Meeting this challenge of coordinating a multitude of details and personalities is what Strates finds most rewarding. "Logistically, there are a lot of moving parts," he said. "There can be whiners and complainers, but it is constant stimulation because of all the decisions you have to make. And, even when you have a layout, when you get there to open, things still have to be moved."
Most of the fair managers, concessionaires, unit and ride managers within the Strates organizations are older than this millennial lot man. What he finds most frustrating is a set-in-the-way mentality that can sometimes prevail when it comes to midway design. Some colleagues are not interested in an improved outcome, they often just resist change for the sake of resisting change. "Some people want to do things the same way for no other reason than because that is the way they did it last year," said Strates. "That does not mean it is the best location for that ride or stand this year."

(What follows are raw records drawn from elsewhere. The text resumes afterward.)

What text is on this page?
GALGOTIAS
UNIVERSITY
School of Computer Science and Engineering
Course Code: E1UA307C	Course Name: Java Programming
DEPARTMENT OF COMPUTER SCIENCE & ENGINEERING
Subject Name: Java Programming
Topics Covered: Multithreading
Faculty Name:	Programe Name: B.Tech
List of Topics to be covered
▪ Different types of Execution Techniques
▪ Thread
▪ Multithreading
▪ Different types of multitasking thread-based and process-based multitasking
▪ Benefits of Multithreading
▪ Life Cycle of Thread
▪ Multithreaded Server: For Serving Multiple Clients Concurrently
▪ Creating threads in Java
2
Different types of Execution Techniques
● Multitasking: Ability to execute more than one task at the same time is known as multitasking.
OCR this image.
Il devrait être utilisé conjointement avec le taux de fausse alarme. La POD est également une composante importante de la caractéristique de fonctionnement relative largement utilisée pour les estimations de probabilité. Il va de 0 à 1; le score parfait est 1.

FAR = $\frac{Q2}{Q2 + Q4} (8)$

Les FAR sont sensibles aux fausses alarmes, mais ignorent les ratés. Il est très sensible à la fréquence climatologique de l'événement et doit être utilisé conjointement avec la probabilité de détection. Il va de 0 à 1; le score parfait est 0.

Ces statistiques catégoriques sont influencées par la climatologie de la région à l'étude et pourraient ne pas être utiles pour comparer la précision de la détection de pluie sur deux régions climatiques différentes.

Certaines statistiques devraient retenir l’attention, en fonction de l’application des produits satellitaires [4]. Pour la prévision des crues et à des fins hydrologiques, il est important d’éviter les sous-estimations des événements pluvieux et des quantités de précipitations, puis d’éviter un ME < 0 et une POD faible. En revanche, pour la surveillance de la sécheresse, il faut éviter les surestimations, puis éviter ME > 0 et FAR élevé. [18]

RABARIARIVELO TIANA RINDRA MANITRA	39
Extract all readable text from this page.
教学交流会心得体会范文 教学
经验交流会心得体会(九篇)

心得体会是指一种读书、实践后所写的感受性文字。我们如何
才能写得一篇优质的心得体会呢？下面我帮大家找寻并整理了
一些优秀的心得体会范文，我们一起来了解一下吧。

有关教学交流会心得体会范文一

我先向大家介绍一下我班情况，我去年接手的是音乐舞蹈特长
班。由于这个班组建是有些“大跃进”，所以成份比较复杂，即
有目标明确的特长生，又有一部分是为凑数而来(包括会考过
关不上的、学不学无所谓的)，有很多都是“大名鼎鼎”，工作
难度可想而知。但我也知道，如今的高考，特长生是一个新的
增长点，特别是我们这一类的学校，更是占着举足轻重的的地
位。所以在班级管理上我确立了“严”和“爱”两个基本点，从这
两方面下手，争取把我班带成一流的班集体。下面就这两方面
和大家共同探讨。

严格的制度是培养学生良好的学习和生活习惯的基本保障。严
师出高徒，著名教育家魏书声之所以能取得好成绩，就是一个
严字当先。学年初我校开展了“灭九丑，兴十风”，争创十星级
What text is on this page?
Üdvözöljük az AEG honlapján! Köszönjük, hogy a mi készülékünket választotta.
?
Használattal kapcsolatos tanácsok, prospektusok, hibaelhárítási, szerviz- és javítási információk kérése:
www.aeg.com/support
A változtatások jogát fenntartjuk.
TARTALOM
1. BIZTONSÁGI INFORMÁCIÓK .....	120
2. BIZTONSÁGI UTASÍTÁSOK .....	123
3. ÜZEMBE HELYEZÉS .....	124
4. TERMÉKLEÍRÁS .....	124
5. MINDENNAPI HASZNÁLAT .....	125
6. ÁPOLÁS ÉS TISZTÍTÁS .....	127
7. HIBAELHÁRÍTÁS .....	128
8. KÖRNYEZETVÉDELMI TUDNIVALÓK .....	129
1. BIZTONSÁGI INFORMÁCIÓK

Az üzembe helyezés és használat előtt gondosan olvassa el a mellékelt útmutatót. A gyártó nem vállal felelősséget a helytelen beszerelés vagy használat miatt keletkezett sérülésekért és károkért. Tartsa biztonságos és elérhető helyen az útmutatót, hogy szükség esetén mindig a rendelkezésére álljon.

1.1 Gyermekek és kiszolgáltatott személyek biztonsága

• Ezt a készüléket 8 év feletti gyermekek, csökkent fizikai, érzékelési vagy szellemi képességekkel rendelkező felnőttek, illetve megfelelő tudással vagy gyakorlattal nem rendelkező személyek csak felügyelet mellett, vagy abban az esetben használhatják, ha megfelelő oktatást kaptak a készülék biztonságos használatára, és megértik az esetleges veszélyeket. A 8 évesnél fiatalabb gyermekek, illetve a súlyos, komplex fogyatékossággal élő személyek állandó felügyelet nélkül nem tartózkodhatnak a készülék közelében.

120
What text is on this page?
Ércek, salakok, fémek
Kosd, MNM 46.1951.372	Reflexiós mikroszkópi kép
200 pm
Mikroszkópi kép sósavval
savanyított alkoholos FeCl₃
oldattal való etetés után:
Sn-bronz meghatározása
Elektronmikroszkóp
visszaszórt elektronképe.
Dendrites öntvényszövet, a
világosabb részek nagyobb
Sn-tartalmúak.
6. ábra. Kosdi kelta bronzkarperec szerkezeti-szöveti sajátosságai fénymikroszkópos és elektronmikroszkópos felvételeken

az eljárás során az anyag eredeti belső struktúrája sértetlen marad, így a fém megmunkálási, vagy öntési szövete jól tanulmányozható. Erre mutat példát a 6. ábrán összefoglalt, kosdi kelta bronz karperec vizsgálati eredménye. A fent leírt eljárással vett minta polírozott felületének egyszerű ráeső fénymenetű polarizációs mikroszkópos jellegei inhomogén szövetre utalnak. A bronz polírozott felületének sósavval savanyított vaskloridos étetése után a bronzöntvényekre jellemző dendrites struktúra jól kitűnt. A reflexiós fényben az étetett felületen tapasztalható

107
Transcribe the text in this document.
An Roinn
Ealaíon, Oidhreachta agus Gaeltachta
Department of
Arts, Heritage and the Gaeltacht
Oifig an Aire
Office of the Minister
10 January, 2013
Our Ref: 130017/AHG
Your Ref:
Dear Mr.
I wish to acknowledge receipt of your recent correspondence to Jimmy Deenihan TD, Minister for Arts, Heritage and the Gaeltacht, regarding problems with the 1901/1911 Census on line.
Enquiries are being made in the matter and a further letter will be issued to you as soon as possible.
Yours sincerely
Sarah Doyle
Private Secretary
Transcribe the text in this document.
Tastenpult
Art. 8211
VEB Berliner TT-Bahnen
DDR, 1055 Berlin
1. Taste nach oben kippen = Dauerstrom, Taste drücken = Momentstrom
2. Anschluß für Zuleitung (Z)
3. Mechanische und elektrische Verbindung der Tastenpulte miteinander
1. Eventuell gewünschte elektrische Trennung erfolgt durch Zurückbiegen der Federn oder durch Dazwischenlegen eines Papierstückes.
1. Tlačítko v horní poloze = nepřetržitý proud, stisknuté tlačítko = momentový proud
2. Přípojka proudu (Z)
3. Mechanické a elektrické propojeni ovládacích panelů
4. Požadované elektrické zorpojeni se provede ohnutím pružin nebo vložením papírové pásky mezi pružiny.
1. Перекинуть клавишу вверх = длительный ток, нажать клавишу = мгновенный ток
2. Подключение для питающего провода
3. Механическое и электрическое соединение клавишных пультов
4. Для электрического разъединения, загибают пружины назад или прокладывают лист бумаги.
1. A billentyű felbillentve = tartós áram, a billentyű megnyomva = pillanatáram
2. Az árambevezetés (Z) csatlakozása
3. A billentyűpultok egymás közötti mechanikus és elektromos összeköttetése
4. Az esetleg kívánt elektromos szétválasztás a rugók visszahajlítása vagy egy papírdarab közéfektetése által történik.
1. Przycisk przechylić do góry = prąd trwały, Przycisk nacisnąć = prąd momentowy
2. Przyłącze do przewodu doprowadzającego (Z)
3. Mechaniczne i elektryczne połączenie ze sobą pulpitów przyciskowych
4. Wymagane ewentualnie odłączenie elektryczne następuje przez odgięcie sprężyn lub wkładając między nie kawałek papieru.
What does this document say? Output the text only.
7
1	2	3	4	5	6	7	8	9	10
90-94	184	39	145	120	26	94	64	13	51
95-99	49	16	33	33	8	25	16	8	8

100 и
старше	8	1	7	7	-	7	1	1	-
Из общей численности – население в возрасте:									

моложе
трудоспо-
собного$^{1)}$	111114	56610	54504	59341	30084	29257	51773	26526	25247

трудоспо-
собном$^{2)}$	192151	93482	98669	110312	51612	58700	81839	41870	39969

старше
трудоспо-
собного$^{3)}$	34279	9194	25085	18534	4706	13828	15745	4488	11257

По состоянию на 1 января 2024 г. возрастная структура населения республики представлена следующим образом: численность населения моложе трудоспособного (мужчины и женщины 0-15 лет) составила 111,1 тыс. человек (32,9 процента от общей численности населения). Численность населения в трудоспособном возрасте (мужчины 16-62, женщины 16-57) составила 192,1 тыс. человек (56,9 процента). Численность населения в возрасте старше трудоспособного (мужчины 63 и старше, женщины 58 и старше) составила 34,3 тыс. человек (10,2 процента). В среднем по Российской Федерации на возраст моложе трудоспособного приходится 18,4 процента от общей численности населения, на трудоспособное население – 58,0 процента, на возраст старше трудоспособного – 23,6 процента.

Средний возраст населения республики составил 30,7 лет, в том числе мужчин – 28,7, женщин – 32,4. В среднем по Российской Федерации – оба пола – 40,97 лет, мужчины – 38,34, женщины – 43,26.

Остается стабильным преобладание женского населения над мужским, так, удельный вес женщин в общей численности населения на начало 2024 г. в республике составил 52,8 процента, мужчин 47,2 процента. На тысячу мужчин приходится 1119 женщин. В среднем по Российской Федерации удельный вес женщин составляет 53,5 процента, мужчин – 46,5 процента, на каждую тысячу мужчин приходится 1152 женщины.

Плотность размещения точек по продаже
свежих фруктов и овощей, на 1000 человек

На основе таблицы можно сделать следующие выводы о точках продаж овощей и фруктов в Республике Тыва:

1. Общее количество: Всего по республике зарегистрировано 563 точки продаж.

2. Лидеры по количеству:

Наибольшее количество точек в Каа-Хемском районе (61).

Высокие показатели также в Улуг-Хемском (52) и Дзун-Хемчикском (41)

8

While what the fair managers, board or other fair staff insist upon is generally the final decision, convincing other colleagues - both other Strates Employees and subcontractors - can sometimes be problematic. For Strates, he sees this stubbornness to do something differently not just for a midway layout at a particular fairground, but a tendency pervading in the overall industry. Gen-Y is known for its lacking this resistance to change, and even though there can be reluctance, the fair industry's willingness to change is growing. "As far as I'm concerned, the business I'm in has changed. The midway is much more efficient at most fairs. We've thinned out excesses and have adapted to the times. It is a smarter business because of these changes, like the LED lights which use less energy and look so much better. The fair industry needs to stay thinking of new ideas."
The earliest fair memory for Strates is sitting on a "pop-a-wheelie" ride while his mother supervised him. "I was just spinning around and around, it was so much." He grew up working the carnival.
Strates graduated from the University of Central Florida with a degree in Finance in 2014 and this season is his first in a fulltime management position. Besides having an inclination towards planning and a mind for detail that was well suited to the open position of Midway Designer, he said he has an uncle with a Masters Degree in finance already handling the books for the company, so he opted for a more hands-on post-college position.
"I switched majors from a general business degree to finance, and took a lot of marketing courses," he said. "The degree and college experience gives you a different way of looking at things other people in the industry take for granted, but my family traveled all the time and I just like the lifestyle. I thought about being a stock broker, but sitting at a desk waiting all year for your 10 days of vacation just didn't appeal to me."
He added, "most people like vanilla ice cream, but I want Rocky Road. But once you really get a taste of the carnival life, you just love it. At least I do. If you don't love it, you wouldn't last two weeks out here."
Carnival Warehouse caught up with Strates during the Brookhaven Fair, which runs through mid-June, the day before he had to hit the road by himself to do preliminary, fairground surveying on major July and August fairs, which include The Oswego Harborfest, in Oswego, N.Y., and The Champlain Valley Fair in Essex, Vermont, before rejoining the Strates crew before the June 19th opening of the Palisades Fair in West Nyack, N.Y.
His process for midway design typically begins with using Google Earth Maps to get a better idea of the topography of the location, and after he arrives and meets with the fair organizers to address any issues and concerns. "I meet with the fairground staff, and go over the lay out with them, then it's just me and an empty field," he said. He walks the midway location, "taking measurements, stringing it out, and then using orange marker paint, I paint out the locations for the rides, the concessions stands, all the parts of the midway."
Then he more specifically allocates the positioning of the multitude of components of the Strates Midway. "It will be the first time I will be at the Essex fairgrounds," he said.
Nick has worked most of the fairgrounds on the Strates Shows route, albeit in a capacity other than lot man. This will be the first year the company plays the Champlain Valley Fair, thus the first large midway he designs entirely from scratch. There's no previous Strates midway layout to use a guide. "It's why I love this business, there is always something new. I am very excited about designing the Champlain Valley midway. For me, that's where the rubber meets the road."